Mill struggles to stay open

  • By Whitney Coleman The News Tribune
  • Sunday, May 3, 2009 7:41pm
  • Business

MIDLAND — The wood-planing machines at the Opco Inc. mill in Midland are noisy, but neighbor Leona Turosik, 86, doesn’t mind — especially now that the mill might close.

“Keep it goin’,” she said, patting the arm of mill owner Eric Opgenorth during a recent visit. “I love that music.”

It’s a tune she’s heard those same machines hum since her family, the Basketts, opened the raw lumber mill in 1929.

“They’d start out with a chug, chug, chug,” her brother Steve Baskett Jr., now 83, said of the boilers he’d fire up early each morning when he worked at the mill.

But the music could stop soon. Crumbling profits have forced Opgenorth to put the business and its 1.5-acre property at 9710 E. Portland Ave. up for sale.

Teetering on the edge of extinction, the Opco mill is a symbol of Midland’s search for identity in an economic landscape that has, in many ways, left it behind.

Though the real estate sign out front beckons buyers, Opgenorth said he’d rather see business pick up so he could keep running the mill, which his father bought from the Basketts in 1992.
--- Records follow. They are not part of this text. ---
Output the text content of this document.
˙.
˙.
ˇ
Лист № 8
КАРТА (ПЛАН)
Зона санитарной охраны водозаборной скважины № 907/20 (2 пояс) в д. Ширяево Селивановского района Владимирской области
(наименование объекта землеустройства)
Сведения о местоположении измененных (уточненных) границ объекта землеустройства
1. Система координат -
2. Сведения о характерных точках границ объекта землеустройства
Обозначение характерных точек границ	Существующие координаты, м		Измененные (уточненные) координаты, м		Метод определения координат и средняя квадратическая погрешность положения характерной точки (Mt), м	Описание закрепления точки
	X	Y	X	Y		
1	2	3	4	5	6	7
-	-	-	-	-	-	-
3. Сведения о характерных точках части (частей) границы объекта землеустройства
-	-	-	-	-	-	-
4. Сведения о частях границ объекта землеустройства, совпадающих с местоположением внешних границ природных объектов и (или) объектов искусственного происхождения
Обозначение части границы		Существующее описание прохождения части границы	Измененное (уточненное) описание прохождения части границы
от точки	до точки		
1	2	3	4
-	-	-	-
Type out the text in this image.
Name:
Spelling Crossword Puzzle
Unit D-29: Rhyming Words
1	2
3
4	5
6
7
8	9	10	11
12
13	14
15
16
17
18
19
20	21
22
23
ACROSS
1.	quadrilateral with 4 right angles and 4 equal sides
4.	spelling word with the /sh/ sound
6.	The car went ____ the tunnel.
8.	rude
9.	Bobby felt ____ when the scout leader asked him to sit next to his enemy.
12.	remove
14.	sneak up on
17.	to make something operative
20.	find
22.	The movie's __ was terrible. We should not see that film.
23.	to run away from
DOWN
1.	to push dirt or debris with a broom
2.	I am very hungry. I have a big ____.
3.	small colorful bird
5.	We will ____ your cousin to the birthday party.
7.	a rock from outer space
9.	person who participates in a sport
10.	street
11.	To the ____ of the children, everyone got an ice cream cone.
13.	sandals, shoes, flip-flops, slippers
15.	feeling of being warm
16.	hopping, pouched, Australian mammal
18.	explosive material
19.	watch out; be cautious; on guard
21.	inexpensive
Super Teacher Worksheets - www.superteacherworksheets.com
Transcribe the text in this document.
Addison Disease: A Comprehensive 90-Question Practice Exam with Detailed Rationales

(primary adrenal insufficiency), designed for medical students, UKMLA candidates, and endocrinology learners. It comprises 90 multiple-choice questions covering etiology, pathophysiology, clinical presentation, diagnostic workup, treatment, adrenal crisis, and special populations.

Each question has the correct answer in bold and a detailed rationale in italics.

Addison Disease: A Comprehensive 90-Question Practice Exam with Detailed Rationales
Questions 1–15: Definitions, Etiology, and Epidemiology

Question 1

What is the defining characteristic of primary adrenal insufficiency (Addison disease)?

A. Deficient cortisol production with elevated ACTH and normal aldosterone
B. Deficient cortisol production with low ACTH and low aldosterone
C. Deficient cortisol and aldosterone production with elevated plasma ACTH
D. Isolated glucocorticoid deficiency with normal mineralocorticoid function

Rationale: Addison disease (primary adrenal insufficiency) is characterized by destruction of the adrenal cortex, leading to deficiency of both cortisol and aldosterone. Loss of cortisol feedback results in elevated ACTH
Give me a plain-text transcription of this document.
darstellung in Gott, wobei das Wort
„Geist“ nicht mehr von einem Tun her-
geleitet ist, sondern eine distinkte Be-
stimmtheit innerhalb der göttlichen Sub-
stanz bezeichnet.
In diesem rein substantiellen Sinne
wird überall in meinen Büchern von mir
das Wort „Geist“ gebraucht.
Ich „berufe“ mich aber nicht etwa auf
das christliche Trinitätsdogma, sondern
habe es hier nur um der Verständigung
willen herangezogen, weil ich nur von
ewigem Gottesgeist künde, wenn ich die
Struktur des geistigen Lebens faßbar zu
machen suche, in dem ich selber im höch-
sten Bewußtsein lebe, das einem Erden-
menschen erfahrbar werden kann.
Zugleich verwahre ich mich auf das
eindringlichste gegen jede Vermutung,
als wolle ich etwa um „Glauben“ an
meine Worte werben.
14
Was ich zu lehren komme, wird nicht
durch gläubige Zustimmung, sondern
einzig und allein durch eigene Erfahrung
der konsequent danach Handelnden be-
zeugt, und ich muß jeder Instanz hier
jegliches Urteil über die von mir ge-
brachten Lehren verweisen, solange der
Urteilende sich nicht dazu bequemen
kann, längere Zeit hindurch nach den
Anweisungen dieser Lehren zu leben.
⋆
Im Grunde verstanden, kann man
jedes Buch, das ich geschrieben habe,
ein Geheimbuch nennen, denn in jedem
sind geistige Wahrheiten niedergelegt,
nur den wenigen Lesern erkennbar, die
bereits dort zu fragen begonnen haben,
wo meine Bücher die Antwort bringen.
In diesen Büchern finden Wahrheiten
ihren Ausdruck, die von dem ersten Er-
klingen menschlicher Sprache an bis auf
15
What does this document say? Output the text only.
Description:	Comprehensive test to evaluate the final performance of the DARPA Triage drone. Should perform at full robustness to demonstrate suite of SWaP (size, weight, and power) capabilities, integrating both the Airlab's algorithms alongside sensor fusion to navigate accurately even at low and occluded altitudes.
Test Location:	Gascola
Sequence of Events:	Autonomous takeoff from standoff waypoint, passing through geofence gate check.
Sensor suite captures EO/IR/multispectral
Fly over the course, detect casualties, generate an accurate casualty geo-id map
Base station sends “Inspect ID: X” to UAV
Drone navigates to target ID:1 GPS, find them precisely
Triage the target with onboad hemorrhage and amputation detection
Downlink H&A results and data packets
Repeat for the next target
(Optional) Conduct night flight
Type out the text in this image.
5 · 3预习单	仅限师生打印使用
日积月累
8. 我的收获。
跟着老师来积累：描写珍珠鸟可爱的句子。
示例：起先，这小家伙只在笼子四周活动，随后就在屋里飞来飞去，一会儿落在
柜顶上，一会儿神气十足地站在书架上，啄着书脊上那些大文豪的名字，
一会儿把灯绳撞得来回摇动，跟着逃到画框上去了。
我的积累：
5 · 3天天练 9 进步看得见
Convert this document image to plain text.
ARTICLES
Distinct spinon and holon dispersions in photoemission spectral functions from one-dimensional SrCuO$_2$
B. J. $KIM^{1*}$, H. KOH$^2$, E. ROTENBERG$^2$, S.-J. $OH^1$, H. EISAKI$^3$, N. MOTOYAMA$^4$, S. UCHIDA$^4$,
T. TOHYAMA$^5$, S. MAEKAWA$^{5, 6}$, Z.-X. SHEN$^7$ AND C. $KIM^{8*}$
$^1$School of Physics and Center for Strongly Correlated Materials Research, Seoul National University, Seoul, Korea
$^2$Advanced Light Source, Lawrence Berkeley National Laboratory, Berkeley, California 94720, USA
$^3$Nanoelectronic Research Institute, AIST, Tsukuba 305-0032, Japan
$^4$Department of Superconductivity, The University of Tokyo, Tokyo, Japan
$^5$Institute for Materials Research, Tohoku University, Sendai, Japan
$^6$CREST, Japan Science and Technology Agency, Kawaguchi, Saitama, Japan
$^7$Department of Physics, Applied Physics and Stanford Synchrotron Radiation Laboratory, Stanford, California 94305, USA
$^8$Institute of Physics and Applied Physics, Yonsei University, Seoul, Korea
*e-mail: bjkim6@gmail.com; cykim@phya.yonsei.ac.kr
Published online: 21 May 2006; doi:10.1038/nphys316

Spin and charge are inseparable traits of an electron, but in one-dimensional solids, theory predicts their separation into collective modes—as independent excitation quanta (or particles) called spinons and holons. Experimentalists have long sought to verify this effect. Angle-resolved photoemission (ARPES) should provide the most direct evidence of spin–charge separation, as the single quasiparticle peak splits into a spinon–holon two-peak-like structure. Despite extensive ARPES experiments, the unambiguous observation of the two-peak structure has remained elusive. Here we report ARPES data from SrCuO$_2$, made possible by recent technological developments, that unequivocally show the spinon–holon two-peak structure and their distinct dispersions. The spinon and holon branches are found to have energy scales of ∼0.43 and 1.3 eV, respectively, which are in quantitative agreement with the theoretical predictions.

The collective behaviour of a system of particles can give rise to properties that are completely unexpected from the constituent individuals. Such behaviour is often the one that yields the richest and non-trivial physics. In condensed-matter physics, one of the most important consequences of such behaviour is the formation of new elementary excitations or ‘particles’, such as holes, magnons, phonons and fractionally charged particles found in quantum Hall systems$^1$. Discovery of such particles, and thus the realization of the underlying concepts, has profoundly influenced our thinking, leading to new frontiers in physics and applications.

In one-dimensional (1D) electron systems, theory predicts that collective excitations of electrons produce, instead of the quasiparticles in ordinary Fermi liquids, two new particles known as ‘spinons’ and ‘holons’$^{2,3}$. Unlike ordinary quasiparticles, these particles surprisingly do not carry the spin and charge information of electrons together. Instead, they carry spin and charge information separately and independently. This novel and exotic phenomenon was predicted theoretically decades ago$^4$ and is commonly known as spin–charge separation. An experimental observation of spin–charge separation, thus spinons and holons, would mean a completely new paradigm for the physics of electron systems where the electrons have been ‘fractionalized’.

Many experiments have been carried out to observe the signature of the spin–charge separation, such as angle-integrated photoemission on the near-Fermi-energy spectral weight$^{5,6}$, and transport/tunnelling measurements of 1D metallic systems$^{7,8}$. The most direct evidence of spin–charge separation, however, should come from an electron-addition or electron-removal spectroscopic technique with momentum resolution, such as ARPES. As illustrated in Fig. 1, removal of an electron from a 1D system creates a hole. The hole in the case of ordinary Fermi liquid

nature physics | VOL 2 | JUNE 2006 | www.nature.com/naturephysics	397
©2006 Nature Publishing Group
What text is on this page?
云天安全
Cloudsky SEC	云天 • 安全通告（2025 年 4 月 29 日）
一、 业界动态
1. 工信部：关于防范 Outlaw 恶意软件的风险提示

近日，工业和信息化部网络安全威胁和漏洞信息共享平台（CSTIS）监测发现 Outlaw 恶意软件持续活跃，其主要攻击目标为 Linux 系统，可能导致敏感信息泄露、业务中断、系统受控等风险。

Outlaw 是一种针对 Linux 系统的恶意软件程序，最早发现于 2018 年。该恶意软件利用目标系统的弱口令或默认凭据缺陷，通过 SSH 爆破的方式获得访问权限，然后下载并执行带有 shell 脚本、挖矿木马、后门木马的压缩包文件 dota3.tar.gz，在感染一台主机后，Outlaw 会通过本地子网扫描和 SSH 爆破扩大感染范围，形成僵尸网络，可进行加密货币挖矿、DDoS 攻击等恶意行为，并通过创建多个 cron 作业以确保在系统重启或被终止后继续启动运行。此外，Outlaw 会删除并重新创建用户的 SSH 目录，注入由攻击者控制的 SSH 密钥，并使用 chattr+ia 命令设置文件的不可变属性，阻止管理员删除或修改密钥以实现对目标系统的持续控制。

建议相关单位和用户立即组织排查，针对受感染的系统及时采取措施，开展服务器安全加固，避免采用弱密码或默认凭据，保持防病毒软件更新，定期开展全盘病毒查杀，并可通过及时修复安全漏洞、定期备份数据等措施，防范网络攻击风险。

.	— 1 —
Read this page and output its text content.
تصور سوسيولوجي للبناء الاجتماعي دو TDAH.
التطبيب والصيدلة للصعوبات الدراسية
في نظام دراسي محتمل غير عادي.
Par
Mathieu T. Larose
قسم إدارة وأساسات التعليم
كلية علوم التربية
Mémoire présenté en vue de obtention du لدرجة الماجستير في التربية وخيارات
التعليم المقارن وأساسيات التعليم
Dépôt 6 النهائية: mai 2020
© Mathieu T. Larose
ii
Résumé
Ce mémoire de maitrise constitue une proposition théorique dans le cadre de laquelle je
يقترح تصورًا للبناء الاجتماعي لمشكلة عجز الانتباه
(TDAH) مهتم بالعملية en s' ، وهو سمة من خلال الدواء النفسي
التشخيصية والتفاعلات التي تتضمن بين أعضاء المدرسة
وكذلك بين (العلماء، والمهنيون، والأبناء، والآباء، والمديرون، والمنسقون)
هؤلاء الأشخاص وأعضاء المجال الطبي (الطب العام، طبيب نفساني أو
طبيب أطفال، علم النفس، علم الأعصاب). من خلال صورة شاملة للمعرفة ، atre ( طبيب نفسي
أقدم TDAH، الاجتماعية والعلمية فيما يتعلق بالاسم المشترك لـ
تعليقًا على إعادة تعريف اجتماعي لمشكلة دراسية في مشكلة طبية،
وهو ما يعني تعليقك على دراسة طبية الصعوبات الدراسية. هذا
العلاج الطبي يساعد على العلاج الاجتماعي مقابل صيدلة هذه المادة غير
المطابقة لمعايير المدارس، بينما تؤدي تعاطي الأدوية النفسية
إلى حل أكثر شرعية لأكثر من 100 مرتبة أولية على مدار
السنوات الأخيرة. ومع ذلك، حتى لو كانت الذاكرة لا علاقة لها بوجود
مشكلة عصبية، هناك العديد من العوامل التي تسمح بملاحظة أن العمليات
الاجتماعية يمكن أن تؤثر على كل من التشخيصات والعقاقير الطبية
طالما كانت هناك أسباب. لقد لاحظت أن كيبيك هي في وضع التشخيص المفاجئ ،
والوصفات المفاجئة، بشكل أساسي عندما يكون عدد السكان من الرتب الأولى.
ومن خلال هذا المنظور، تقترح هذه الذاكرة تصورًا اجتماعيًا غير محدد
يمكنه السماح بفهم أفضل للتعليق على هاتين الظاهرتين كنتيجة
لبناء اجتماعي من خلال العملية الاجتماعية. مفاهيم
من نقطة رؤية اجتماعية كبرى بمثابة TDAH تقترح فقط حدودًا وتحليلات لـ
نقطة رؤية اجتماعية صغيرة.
“It can’t get any worse,” said Opgenorth, who’s been taking paychecks sparingly the past few months to help keep the mill afloat. “Hopefully, it turns around and gets a little busier, and I might take my for-sale sign down.”

He said the $250,000 worth of business his company did last year is one-fourth of what it’s earned in years past.

Two workers pushing planks through an 87-year-old planing machine are what’s left of the 12-person work force Opco once had.

Residents of Midland’s semi-rural community fear the property is more likely to become another strip mall, senior citizen condominium or empty lot if sold, said Ed Hennings, a Central Pierce Fire &Rescue firefighter and Midland resident.

But their greatest loss, should the mill disappear, would be a treasured piece of history that bears the marks of nearly every economic season of the past century.

The mill once marked the center of the community at 97th Street and Portland Avenue, said Hennings, a passionate historian of all things Midland. He said Midland first got its name in 1890 for being the midpoint on the trolley line from Tacoma to Puyallup.

Turosik said her father, Steve Baskett Sr., bought the land for the mill in 1919 and, after losing his $3-per-day job at one of the many lumber companies that closed during the Depression, began building the Baskett Lumber Co.

In the meantime, he used the wheel from his Ford Model T truck as a power source and planed lumber at half price after driving home from part-time work.

With the help of nine children, especially the six boys, the Basketts built the mill and started doing business in 1929.

“After he opened the mill, it just kept growing and then things got better,” said Steve Baskett Jr., who ran the mill with his wife and Turosik, his sister, from 1985 to 1992. “I used to kiss people’s shoes in order to get business when I had it. You’ve got to want to do it.”

Baskett, along with his eight siblings and eventually most of their children and grandchildren, devoted his working years to the mill, not counting the two years he served in World War II with his brother.

“The mill was sort of the centerpiece of the Midland community in terms of its economic engine,” said Pierce County Councilwoman Barbara Gelman, whose district includes Midland.

She said she is working with the newly formed Business Administration of Midland to rebuild commerce in the community, which has sloped from its 1940s height to, in many cases, mere shells of the businesses that once boomed along Portland Avenue.

Cindy Beckett, a founding member of the new business group, said she and other active Midland residents are “gung ho” about revitalizing the community.

“It’s really just recovering what we used to have here,” Beckett said. “When you look at that, we were a thriving shopping district and now we look like a Detroit slum. That tells you something.”